The Cook-A-Long is a virtual kitchen for Medieval and Renaissance Cooking enthusiasts in the SCA. Each month a period recipe will be posted in the original language (when available) and a translation. All cooks are encouraged to try their hand at redacting and preparing the monthly dish and post his/ her results to the blog. If you are interested in becoming a participant in this cook a long, or would like to submit a dish for the month please send an e-mail to valkyr8 (at) yahoo (dot) com.

Sunday, October 18, 2009

Rouda's ROUS pie Cook-A-Long challenge. :-)

Here's the cooking challenge for anyone out there. What Medieval Like Food can you cook with the letters ROUS? A duplicate post from my focused cookery blog:

Okay. So, for the duration of the reign of Siegfried III and Elizabeth in Northshield.... (snippage} ... the Royal whim has been proclaimed, and for the duration of the reign, The Princess Bride is considered documentation for any A&S project. On the Northshield mail list, Gabriella asked for suggestions for altering her feast dishes in ways that might work with this theme. This was my reply:
For instance, you have rabbit, which you are thinking of as the last dish in your first service. And you want this to be your ROUS. Well, then, if you are swapping out the earlier stew for a sandwich--a decidedly post medieval dish--you can balance that by making a ROUS with ROUS. ;-) The soteltie is traditionally the last place in the service order, and so that would work nicely. :-)

ROUS-- a presentation version of the dish, a standing pie that has been decorated and disguised as a Rodent Of Unusual Size. This takes a trip around the feast hall for the Ooohs and Ahhs and then is served to the head table.

A dish of ROUS (Rabbit, Onions, Unguent [the sauce or gravy], Spices) served as simplified standing pies to the remaining tables.

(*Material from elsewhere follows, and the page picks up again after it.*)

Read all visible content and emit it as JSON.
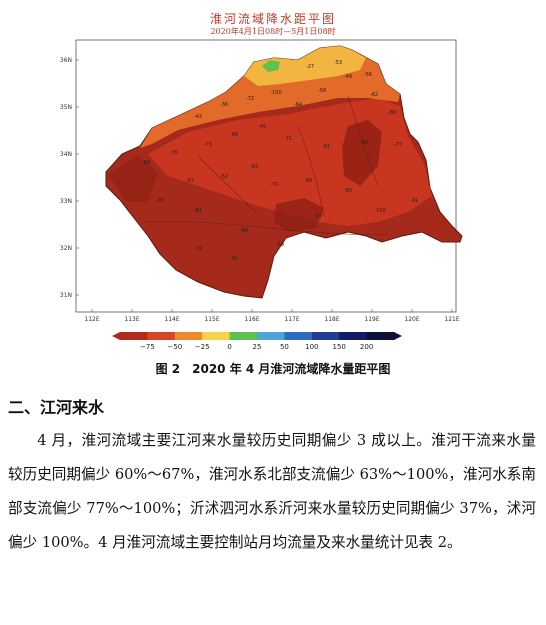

There would be a lot of different dishes you could make with ROUS as the initials--you could be even more clever with a pie made with Rarebit, Oysters, Unagi (Eel!), Squid or shrimp--essentially, a seafood pie in a savory cheese sauce. ;-) An illusion food that completes the illusion by not having any rodent in it. ;-)


Since I have spent much time working on cheese-like sauces, and I love seafood, I think that Aunty 'Rouda's ROUS pie is going to be a dish in development Real Soon. Mixed seafood pies are pretty findable in medieval cookery, so it's a really do-able project. And I'll likely do the other version, too, but it's probably going to have to be red beans or roasted veggies or rice for the r, rather than rabbit. That'll be the totally vegan version.

Rarebit as a sauce isn't provably period, but the Welsh are supposed to have eaten cooked cheese according to this citation from the Wikipedia article on Welsh Rarebit: It is also possible that the dish was attributed to Wales because the Welsh were considered particularly fond of cheese, as evidenced by Andrew Boorde in his Fyrst Boke of the Introduction of Knowledge (1542), when he wrote "I am a Welshman, I do love cause boby, good roasted cheese."[12] In Boorde's account, "cause boby" is the Welsh caws pobi, meaning "baked cheese". It is the earliest known reference to cheese being eaten cooked in the British Isles but whether it implies a recipe like Welsh rabbit is a matter of speculation. Since I'm putting it all into a pie, the idea of the period nature of cooked cheese isn't worrisome, but I thought it was a fun little bit of speculation about rarebit. ;-)

I would love to see what other people do!